Risk Factors Associated with Unsafe Injection Practices at the First Injection Episode among Intravenous Drug Users in France: Results from PrimInject, an Internet Survey

1French National Institute of Prevention and Health Education, Scientific Affairs Department, 42 boulevard de la Libération, 93203 Saint-Denis Cedex, France
2Faculty of Nursing, Université Laval, Pavillon Ferdinand-Vandry, Bureau 3465, 1050 avenue de la Médecine, Québec City, QC, Canada G1V 0A6
3French National Institute of Health and Medical Research (INSERM), U1018, Hôpital Paul Brousse, 16 avenue Paul Vaillant Couturier, 94807 Villejuif Cedex, France
4Faculty of Medicine and Health Sciences, University of Sherbrooke, Campus de Longueuil, 150 Place Charles-LeMoyne, Bureau 200, Longueuil, QC, Canada J4K 0A8

Received 14 May 2015; Revised 24 August 2015; Accepted 6 September 2015

Academic Editor: Jean-Paul Grund

Copyright © 2015 Anne Guichard et al. This is an open access article distributed under the Creative Commons Attribution License, which permits unrestricted use, distribution, and reproduction in any medium, provided the original work is properly cited.


Background. New drug use patterns may increase the risk of human immunodeficiency virus and hepatitis infections. In France, new injection patterns among youths with diverse social backgrounds have emerged, which may explain the persistently high rates of hepatitis C virus infection. This study explores factors associated with injection risk behaviours at first injection among users who began injecting in the post-2000 era. Methods. A cross-sectional study was conducted on the Internet from October 2010 to March 2011, through an online questionnaire. Multivariate logistic regression identified the independent correlates of needle sharing and equipment (cooker/cotton filter) sharing. Results. Among the 262 respondents (mean age 25 years), 65% were male.

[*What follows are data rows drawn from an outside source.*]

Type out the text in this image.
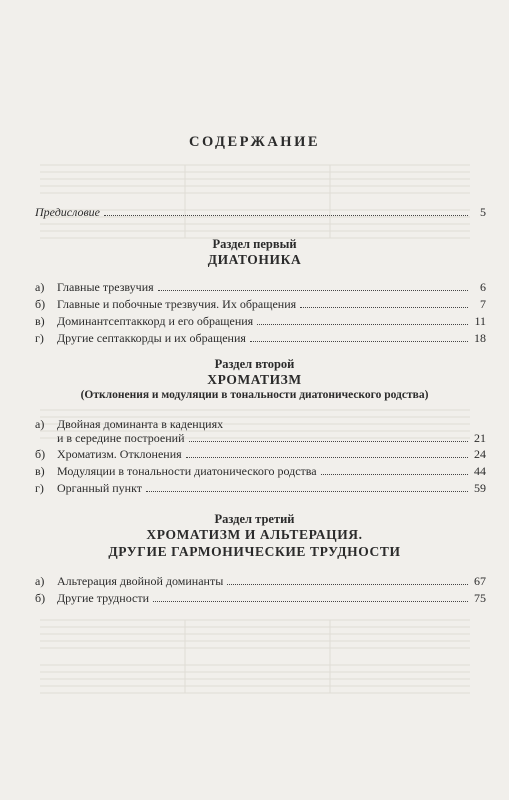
СОДЕРЖАНИЕ
Предисловие	5
Раздел первый
ДИАТОНИКА
а)	Главные трезвучия	6
б) Главные и побочные трезвучия. Их обращения	7
в)	Доминантсептаккорд и его обращения	11
г)	Другие септаккорды и их обращения	18
Раздел второй
ХРОМАТИЗМ
(Отклонения и модуляции в тональности диатонического родства)
а)	Двойная доминанта в каденциях
и в середине построений	21
б) Хроматизм. Отклонения	24
в)	Модуляции в тональности диатонического родства	44
г)	Органный пункт	59
Раздел третий
ХРОМАТИЗМ И АЛЬТЕРАЦИЯ.
ДРУГИЕ ГАРМОНИЧЕСКИЕ ТРУДНОСТИ
а)	Альтерация двойной доминанты	67
б) Другие трудности	75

Both risk behaviours were positively associated with initiation before 18 years of age (aOR 3.7 CI 95% 1.3–10.6 and aOR 3.0 CI 95% 1.3–7.0) and being injected by another person (aOR 3.1 CI 95% 1.0–9.9 and aOR 3.0 CI 95% 1.3–7.1). Initiation at a party was an independent correlate of equipment sharing (aOR 2.6 95% CI 1.0–6.8). Conclusions. Results suggest a need for innovative harm reduction programmes targeting a variety of settings and populations, including youths and diverse party scenes. Education of current injectors to protect both themselves and those they might initiate into injection is critically important.